Images of detection subset. Photo from Li et al 2019 https://arxiv.org/pdf/1906.05586.pdf under a CC BY-NC-SA 4.0 License

In the above images, you can see sample bounding boxes of Amur tigers from multiple wild zoos. Below you can see images of the tiger skeleton key-points.

Images of pose subset. The different colored lines represent the tiger key-points including the ears, nose, shoulders, hips, etc., Photo from Li et al 2019 https://arxiv.org/pdf/1906.05586.pdf under a CC BY-NC-SA 4.0 License

The different colored lines mapping the different points on the tiger represent the tiger’s key-points which include the ears, nose, shoulders, hips, and so on.

Now, let’s turn to the architecture of the model. Below is a visual representation of the structure of the model used to re-ID the tigers.

Photo from Li et al 2019 https://arxiv.org/pdf/1906.05586.pdf under a CC BY-NC-SA 4.0 License

I won’t go into too much detail here, but the model is a ‘pose part based model’ (PPbM). This means that it integrates the result of pose key-point estimation into deep neural networks, where a tiger is represented with a 7-part star model where the parts include the trunk, front legs, hind thighs, and hind shanks.

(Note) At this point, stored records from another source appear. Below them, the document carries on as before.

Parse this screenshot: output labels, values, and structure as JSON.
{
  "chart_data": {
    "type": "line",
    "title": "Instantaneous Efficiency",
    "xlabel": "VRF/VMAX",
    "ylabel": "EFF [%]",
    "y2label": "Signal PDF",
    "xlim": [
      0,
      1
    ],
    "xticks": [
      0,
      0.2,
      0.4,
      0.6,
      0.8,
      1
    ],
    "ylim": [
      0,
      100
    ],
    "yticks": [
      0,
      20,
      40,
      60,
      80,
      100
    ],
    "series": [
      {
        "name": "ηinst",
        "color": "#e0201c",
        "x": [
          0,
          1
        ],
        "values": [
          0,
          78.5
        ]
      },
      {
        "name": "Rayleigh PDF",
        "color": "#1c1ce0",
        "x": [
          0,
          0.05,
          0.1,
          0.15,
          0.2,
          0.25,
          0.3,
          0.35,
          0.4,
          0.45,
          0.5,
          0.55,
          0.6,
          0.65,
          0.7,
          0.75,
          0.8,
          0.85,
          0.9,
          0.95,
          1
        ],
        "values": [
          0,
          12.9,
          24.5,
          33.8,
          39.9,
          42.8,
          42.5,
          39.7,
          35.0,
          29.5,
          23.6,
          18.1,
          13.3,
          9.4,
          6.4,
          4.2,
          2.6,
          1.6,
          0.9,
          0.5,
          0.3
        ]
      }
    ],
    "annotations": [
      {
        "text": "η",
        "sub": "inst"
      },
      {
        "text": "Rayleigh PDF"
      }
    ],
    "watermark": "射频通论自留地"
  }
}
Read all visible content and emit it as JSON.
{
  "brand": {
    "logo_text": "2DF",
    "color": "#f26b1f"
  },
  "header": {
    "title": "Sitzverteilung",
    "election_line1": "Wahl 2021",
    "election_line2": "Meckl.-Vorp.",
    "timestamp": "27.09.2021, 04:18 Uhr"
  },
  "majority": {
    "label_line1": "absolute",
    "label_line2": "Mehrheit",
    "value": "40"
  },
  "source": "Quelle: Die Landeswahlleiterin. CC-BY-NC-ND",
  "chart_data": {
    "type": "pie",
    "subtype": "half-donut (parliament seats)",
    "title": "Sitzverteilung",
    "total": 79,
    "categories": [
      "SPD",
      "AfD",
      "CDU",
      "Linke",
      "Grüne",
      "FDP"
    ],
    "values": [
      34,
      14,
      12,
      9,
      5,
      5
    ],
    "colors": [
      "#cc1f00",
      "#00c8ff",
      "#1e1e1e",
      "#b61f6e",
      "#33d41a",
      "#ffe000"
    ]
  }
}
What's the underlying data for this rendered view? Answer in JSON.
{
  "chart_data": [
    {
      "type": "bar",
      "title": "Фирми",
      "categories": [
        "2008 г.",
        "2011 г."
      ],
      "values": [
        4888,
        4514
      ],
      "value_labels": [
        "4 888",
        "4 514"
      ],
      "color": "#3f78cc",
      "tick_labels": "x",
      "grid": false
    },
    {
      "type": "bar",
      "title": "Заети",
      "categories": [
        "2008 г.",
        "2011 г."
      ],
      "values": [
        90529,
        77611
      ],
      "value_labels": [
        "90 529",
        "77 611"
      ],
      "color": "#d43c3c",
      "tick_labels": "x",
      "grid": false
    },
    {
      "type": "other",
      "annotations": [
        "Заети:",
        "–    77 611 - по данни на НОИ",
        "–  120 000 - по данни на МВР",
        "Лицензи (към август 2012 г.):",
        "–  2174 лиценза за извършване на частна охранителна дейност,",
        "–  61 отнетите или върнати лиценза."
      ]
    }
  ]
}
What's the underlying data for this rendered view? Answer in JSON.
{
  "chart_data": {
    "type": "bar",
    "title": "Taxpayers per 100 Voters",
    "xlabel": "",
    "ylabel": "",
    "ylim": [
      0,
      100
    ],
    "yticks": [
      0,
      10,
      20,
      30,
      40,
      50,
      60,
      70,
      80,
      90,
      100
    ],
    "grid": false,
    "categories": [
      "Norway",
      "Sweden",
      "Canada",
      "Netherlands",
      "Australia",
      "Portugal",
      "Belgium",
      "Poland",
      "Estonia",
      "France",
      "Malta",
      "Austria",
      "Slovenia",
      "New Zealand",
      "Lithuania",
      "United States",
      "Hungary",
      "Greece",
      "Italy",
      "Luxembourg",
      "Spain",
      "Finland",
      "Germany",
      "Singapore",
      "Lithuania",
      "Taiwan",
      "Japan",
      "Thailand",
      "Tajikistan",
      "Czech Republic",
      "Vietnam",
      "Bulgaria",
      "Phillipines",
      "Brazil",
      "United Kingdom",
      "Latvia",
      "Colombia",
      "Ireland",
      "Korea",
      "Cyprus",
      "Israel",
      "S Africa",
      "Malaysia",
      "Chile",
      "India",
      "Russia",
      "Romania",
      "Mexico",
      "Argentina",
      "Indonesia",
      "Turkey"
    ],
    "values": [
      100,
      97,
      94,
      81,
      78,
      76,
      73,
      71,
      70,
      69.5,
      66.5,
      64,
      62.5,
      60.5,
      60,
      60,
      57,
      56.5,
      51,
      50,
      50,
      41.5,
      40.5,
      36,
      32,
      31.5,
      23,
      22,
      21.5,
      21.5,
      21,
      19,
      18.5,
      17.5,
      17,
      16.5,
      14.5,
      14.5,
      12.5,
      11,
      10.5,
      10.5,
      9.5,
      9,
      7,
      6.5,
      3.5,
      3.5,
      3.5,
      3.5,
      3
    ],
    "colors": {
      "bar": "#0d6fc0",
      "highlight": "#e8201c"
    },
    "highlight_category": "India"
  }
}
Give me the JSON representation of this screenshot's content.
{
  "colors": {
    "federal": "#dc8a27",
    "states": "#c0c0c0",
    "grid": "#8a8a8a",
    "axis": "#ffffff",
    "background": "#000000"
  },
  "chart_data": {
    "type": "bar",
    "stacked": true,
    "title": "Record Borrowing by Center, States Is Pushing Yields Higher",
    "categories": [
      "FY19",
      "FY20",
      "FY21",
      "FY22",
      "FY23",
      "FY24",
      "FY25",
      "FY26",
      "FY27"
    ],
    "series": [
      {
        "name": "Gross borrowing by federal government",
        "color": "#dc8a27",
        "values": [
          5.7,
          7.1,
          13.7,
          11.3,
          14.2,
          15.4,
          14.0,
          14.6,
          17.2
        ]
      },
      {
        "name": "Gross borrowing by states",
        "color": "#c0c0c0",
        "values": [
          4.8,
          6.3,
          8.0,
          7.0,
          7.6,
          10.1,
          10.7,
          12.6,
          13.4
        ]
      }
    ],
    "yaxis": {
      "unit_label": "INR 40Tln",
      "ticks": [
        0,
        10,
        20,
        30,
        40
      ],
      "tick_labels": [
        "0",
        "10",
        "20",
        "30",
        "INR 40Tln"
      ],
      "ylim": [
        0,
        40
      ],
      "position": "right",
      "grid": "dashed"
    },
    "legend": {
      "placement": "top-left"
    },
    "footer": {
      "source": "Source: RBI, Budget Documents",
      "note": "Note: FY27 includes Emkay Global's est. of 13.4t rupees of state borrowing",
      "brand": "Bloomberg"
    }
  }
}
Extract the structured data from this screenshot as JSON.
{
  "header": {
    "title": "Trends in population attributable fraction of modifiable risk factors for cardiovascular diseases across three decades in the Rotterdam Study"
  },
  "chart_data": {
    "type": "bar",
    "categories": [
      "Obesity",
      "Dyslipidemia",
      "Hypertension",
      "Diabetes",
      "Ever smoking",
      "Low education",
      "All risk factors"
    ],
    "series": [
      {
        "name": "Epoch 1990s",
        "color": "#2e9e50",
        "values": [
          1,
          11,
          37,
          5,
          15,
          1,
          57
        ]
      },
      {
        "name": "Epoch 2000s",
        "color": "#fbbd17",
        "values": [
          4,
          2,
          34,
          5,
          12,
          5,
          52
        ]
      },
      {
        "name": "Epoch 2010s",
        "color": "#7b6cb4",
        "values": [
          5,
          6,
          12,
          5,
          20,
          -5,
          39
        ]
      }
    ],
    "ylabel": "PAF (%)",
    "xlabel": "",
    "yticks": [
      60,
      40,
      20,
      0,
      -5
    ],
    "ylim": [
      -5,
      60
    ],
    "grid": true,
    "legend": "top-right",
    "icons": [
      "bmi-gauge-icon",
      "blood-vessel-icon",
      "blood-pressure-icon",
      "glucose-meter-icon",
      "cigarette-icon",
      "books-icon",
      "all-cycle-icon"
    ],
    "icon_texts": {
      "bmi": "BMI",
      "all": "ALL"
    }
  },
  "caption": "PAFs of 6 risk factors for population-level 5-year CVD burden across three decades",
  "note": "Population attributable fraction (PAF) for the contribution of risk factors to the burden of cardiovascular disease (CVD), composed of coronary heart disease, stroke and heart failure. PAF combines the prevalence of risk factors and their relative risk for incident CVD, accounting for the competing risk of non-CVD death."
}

Below are the two local head structures with the PPbM-a (top) and PPbM-b (bottom). PPbM-a uses a concatenating function to concatenate features from 7-parts together, while PPbM-b uses a “soft-attention” strategy to combine 7-parts.

For each part, the authors calculate the Axes Aligned Bounding Box (AABB) according to the pose skeleton. This can be seen below.

The red points define a part; the yellow box is the bounding box with annotated dimensions, height, and length; the blue box is AABB which contains the yellow box. Photo from Li et al 2019 https://arxiv.org/pdf/1906.05586.pdf under a CC BY-NC-SA 4.0 License

For each AABB area, the authors used the ResNet-50 backbone. They extract the local feature representation with regional average pooling on the res3d feature map, and they use an intermediate layer res3d instead of the final residual layer.

This model achieves high levels of accuracy, with competitive performance when compared to state-of-the-art models. What will be its impact?

Concluding Thoughts

The re-ID of endangered animals is a growing field of research in computer vision. The authors in the discussed paper present a new large-scale wildlife re-ID dataset which contains bounding box, pose key-point, and ID annotations of Amur tigers from multiple wild zoos.

As we have seen, large pose variations demand precise target modeling, which is less studied in current re-ID datasets and research. It, therefore, challenges existing algorithms and offers new avenues for future research with application in the domain of wildlife and ecology conservation.

Through systematic benchmarking, the authors show not only that state-of-the-art models are challenged by their large-scale dataset but also that a novel pose part-based model (PPbM) can re-ID the dataset with high levels of accuracy. This research is a valuable and exciting application of computer vision techniques which will, importantly, continue to develop and improve in the years to come.